Girare per Roma nei giorni d’estate può esser duro, il caldo diventare «insoffribile, il sole del Leone e della Vergine vi piomba su quasi a picco, accende le strade e le piazze, par che pietrifichi l’aria e l’infochi, ottunde i sensi e i sentimenti del viandante», come scriveva Massimo Bontempelli (1878-1960). Nel racconto L’ombra e la luce, egli immaginava che un tal «Anselmo Memmi, ch’era dottore in filosofia, quarantenne, benestante, scapolo e umanitario» avesse compilato una Guida di Roma all’ombra, ad uso dei turisti estivi, per insegnar loro a girare evitando gli spazi assolati. Forse è nata così la leggenda metropolitana di questo libro che molti hanno cercato ma, come diceva Pietro Paolo Trompeo, «è una specie d’araba fenice: tutti ne han sentito parlare e nessuno l’ha visto». Probabilmente Bontempelli riattualizzava per Roma la diceria che, un secolo prima, A. Dumas aveva messo in giro per Napoli, raccontando di aver avuto tra le mani e utilizzato una guida scritta da uno sfortunato gesuita, dal titolo Napoli senza sole per camminar di estate per le strade non battute dai raggi solari: libro che nessuno ha mai visto e che nessuna biblioteca possiede.
In mancanza di queste preziose e salvifiche guide, resta fortunamente la realtà del refrigerio che possono offrire le chiese romane. Godiamola accompagnati dalla descrizione che ne faceva il Duca Minimo (Gabriele D’Annunzio) nella rubrica L’estate a Roma su La Tribuna del 24 luglio 1887:
«Il cattolicesimo è una buona religione d’estate: e Roma è senz’alcun contrasto la Gran sede della religione cattolica. Dunque a Roma, specialmente, il cattolicesimo estivo è una fonte di frescura inesauribile. La gente savia, invece d’andar a sguazzare faticosamente nelle acque impure d’uno stabilimento balneario o a contemplare le vacche nei troppo verdi paesaggi artificiali della Svizzera resta a Roma a far professione di cattolicesimo e anche viene a Roma da fuori.

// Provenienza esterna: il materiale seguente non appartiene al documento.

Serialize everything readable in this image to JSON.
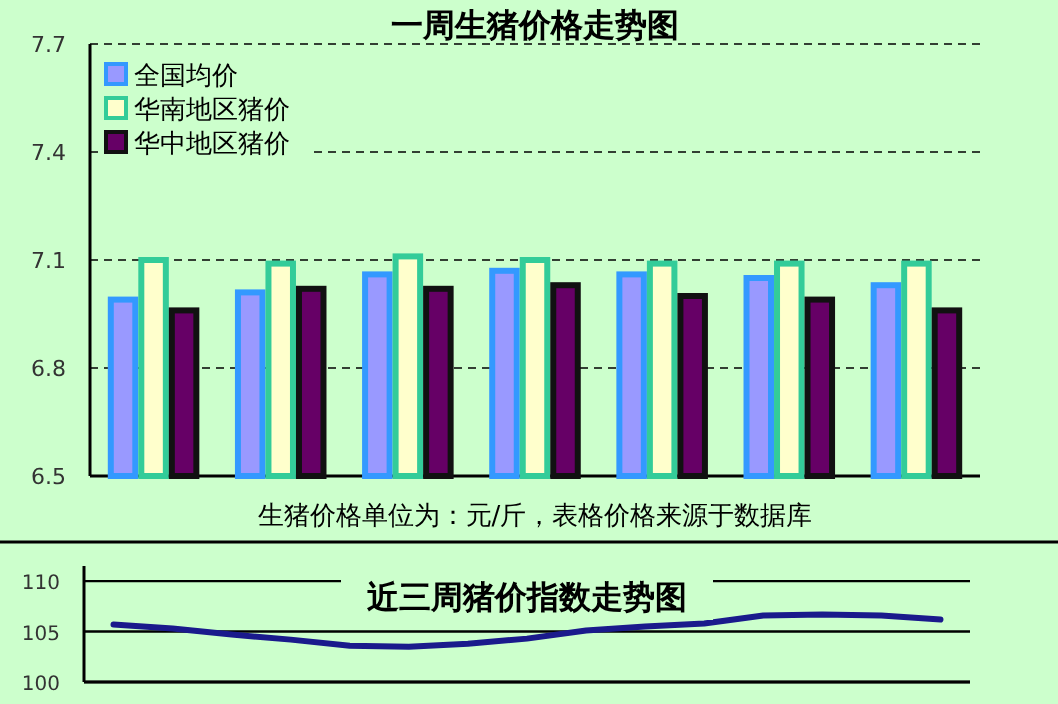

O grandi chiese romane, tutte piene di placida luce aranciata o violetta, così barocche e così belle, gran fortuna che li uomini non ascoltino i miei consigli lirici e che i veri ferventi sieno pochi, altrimenti voi perdereste uno dei vostri incanti maggiori; il quale è, in verità, la solitudine. Nelle ore della siesta tutte le chiese sono deserte e silenziose come le caverne mistiche nel grembo delle montagne abitate dai cervi santi e dagli eremiti. I pavimenti di marmo hanno un luccicare cupo, come di un’acqua stagnante. Nelle cappelle l’ombra è profonda e misteriosa, rotta qua e là da luccicori indistinti. Le volte, tutte ornate di pitture seicentistiche e di svolazzi e di rilievi giganteschi e d’angeli e di cherubini e di chiavi pontificie, s’innalzano e s’incurvano con maggiore ampiezza nei giochi della luce e dell’ombra…» (da Ad Altare Dei).